In this trial, healthy male volunteers were given a repeated twice daily dose of NSL-043 in capsule form for 10 days. There were four treatment groups, each with nine participants, who received doses of between 100-2000mg of NSL-043 or placebo twice daily. The adverse event profile of NSL-043 demonstrated good safety and tolerability. At the highest dose tested, there were reports of mild events on the sensory system which may be consistent with the therapeutic use of NSL-043.
As well as monitoring for adverse events, this study has enabled NeuroDiscovery to assess the pharmacokinetics of NSL-043 in humans after repeated oral dosing for 10 days. The concentration of NSL-043 found in patients overlapped with concentrations effective in preclinical models of neuropathic pain, representing a discharge of one of the major risks in clinical development.
The positive data from these Phase I trials facilitates the ongoing enabling work required to examine the efficacy of the compound in patients.

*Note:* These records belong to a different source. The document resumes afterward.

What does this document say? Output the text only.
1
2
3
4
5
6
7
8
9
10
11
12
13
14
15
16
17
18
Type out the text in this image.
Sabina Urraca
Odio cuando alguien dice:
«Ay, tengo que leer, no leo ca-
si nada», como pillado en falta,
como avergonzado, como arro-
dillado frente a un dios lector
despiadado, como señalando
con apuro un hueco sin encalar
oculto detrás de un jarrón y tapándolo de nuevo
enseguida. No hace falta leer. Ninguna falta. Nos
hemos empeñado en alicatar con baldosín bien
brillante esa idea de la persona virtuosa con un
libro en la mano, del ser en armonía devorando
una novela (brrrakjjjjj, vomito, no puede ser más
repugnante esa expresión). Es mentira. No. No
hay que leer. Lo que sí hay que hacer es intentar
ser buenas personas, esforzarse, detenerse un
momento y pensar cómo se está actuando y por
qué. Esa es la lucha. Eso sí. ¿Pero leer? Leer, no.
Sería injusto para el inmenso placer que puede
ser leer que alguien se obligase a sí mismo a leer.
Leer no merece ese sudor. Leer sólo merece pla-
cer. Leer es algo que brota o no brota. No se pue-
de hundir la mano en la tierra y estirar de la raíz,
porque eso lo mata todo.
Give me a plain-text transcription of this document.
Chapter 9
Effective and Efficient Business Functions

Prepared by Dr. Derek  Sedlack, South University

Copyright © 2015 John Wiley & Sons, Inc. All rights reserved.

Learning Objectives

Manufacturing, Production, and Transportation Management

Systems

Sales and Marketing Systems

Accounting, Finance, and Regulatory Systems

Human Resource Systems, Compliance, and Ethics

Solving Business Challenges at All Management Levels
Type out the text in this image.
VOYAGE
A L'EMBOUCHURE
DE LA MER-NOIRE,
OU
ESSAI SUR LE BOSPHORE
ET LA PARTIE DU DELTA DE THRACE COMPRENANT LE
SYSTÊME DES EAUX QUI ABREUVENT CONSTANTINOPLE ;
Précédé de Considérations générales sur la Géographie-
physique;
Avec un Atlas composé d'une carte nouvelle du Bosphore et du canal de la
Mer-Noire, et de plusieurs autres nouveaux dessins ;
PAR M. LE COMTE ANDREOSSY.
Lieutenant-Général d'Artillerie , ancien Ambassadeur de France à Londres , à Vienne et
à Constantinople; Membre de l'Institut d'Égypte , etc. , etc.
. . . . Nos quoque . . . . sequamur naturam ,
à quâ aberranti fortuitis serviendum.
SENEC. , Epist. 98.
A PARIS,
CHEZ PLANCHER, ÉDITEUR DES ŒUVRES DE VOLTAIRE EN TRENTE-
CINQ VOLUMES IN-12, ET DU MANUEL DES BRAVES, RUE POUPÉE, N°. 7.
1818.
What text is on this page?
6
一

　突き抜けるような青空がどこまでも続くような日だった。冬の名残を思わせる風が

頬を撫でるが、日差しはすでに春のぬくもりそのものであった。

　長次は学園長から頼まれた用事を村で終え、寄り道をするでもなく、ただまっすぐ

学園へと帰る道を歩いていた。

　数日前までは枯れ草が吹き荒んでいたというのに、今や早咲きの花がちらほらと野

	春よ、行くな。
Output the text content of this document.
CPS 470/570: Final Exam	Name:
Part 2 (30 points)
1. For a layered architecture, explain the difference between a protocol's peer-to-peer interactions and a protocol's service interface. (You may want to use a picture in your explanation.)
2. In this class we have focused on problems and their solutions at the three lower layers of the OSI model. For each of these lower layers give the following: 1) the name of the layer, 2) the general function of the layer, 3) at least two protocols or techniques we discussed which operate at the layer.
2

"We are delighted to find further evidence that NSL-043 has an excellent profile. All information to date gives us confidence that NSL-043 may represent a real breakthrough for the treatment of neuropathic pain,” commented Dr Iain Chessell, the CEO of NeuroDiscovery.
“These repeat dose safety and pharmacokinetic results continue to enhance the value and potential of NSL-043 to the Company and bring us another step closer to realising a significant a commercial outcome for the Company,” Dr Chessell added.